JH Griffin, écrivain américain, blanc, sensible au sujet de la ségrégation raciale, se soumet à une expérience en 1959, on se métamorphosant en noir (avec une aide médicale). Au terme de son expérience de quelques semaines, dans les états sudistes, "JH Griffin ne sera plus considéré par ses concitoyens de Mansfield comme Blanc, ni comme Noir. Il n'appartient plus à aucun camp. Mais n'est-ce pas pour cela que les opprimés noirs eux le considèrent comme l'un des leurs".

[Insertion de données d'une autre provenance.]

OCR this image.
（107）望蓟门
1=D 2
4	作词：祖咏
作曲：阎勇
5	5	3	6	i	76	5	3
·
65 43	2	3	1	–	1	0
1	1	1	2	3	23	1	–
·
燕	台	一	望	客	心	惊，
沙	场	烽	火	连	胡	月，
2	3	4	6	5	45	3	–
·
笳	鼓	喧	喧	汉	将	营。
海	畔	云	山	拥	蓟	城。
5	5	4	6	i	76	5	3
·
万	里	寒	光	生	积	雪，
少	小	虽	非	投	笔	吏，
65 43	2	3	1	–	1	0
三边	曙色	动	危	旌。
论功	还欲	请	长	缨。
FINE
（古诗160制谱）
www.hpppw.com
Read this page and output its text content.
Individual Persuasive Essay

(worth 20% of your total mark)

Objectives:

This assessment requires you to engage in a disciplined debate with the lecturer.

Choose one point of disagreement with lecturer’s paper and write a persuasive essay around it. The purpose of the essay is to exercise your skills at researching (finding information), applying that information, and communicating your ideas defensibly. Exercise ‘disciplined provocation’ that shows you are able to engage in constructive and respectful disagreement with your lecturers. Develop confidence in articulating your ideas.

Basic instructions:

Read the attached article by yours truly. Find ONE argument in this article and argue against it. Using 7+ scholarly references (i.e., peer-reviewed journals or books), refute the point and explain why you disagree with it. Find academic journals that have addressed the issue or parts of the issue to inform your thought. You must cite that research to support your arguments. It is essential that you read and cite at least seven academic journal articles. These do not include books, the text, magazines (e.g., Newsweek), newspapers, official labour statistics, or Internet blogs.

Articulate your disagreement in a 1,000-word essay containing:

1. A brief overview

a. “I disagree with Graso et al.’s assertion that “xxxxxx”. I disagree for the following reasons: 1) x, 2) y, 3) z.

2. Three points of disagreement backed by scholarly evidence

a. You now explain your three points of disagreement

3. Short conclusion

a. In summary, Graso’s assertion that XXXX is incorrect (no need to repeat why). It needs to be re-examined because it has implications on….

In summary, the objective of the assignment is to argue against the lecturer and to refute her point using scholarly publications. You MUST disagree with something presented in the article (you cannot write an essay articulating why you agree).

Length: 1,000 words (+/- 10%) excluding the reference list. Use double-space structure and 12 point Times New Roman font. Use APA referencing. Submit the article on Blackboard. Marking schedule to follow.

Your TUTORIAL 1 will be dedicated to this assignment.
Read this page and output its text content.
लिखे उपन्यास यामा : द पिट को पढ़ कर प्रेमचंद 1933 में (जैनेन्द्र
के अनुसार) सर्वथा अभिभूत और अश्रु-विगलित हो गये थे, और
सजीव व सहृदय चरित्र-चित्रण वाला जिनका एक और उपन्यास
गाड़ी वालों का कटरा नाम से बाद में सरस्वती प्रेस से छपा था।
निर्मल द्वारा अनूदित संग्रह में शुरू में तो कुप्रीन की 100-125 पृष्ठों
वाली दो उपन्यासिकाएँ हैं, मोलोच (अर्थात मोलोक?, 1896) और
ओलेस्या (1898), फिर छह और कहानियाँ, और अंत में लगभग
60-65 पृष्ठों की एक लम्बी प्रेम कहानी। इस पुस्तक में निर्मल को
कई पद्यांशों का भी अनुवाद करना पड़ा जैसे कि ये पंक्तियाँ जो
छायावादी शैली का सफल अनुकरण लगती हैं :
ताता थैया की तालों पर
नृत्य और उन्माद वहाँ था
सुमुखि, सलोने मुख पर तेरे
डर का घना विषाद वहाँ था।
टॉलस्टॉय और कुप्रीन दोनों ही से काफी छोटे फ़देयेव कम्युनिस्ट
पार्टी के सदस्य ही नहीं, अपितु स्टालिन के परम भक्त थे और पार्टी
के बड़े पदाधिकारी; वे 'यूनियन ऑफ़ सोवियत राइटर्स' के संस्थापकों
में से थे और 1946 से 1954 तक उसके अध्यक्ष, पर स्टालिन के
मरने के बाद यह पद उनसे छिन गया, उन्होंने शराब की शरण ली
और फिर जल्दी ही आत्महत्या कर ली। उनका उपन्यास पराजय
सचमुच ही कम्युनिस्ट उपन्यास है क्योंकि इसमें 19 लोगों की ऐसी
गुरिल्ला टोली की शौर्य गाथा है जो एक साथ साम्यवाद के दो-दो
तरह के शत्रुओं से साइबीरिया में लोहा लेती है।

Ainsi, comment imaginer qu'entre 1959 aux USA et 2008 entre la France et le Mali, où vit JL Sagot-Duvauroux, il y ait autant de similitudes dans les situations et le ressenti de ceux qui vivent le racisme.

Peut-on concevoir qu'il y ait tant d'humains racistes, ne se reconnaissent pas comme tels ou si peu, tant la notion d'inégalité des races pour ne pas dire de supériorité de la race blanche est "engrammée" dans leur ADN.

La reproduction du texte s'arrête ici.